Settled status is an immigration status under the EU Settlement Scheme (EUSS). It is mainly for eligible EU, EEA, and Swiss citizens, and eligible family members, who can show the required UK residence.

It gives the right to live in the UK long term, work, study, use the NHS where eligible, and access services according to current rules. It is separate from many visa routes and separate from British citizenship.

Who it is for

This route is for people covered by the Withdrawal Agreement arrangements and scheme rules, not for everyone who wants long-term residence in the UK. People outside EUSS scope usually need another visa route and, later, ILR where eligible.

In simple terms: if you are in scope of EUSS and can prove the required residence, settled status may be your long-term status route. If not, check other settlement routes such as Skilled Worker to ILR, family ILR, or long residence.

Short history of the scheme

The EU Settlement Scheme was created after Brexit to provide a route for eligible EU/EEA/Swiss citizens and family members living in the UK. It introduced two status outcomes: pre-settled status and settled status.

Over time, guidance, deadlines, and evidence handling have changed. That is why applicants should always use the latest official rules and avoid relying only on old forum guidance or screenshots.

Settled status vs pre-settled status

Pre-settled status is usually granted when someone has not yet built the full residence period required for settled status. Settled status is typically granted once residence requirements are met and evidenced.

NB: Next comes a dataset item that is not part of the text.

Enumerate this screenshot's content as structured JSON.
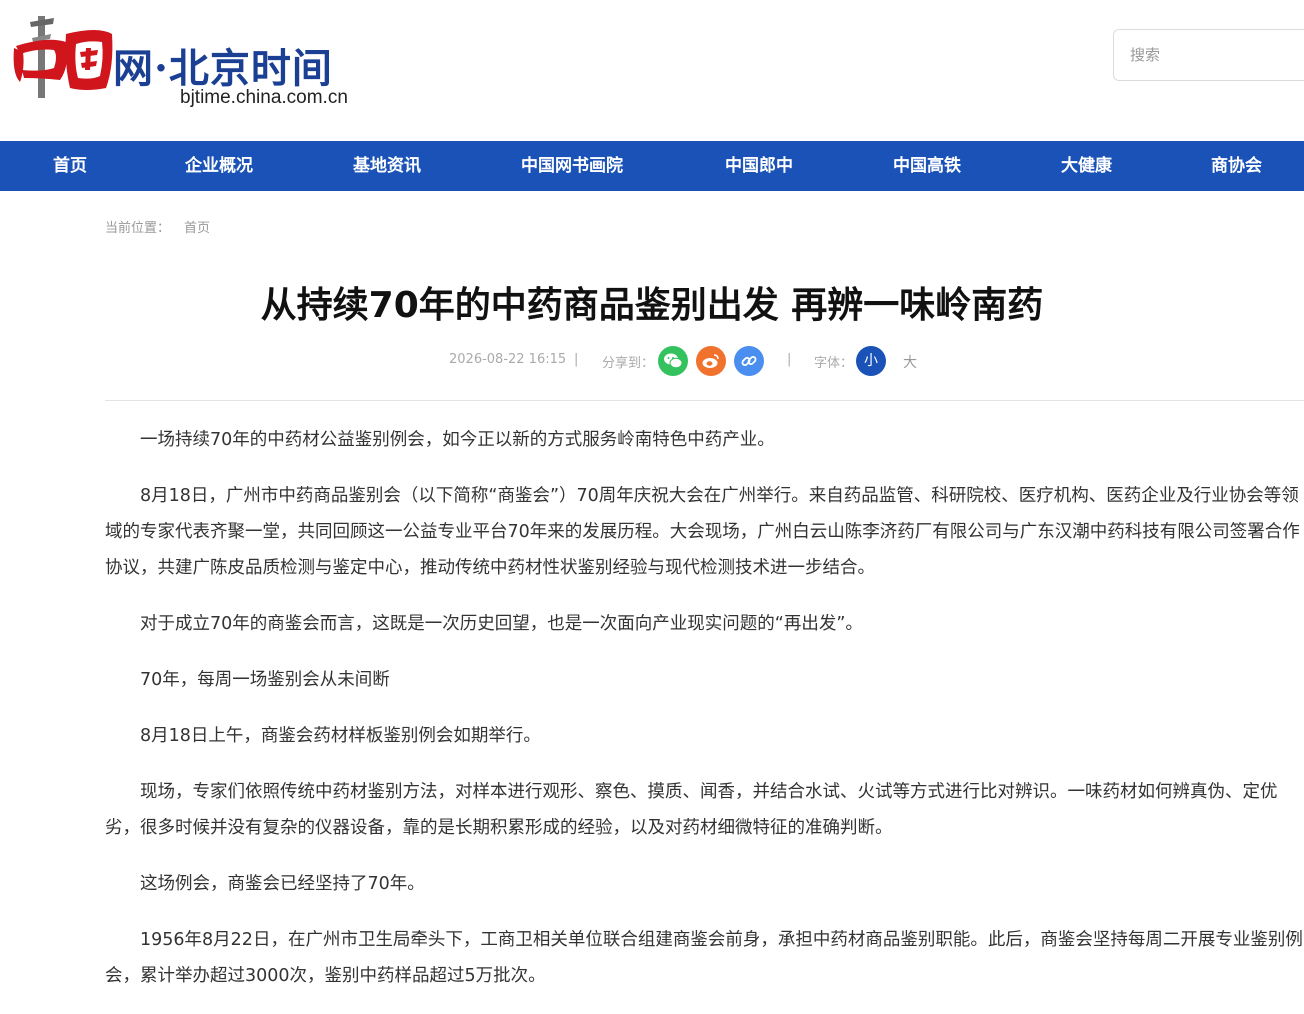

If your case is close to a threshold date, keep a clean residence timeline and supporting records ready before applying.

Evidence that usually matters most

The strongest EUSS applications present residence evidence by timeline period. Identity records and consistent dates are critical. If there are gaps, provide targeted evidence that covers those periods directly.

Keep a final record of your decision and digital status details after approval. You may need these for future checks, applications, or status confirmation.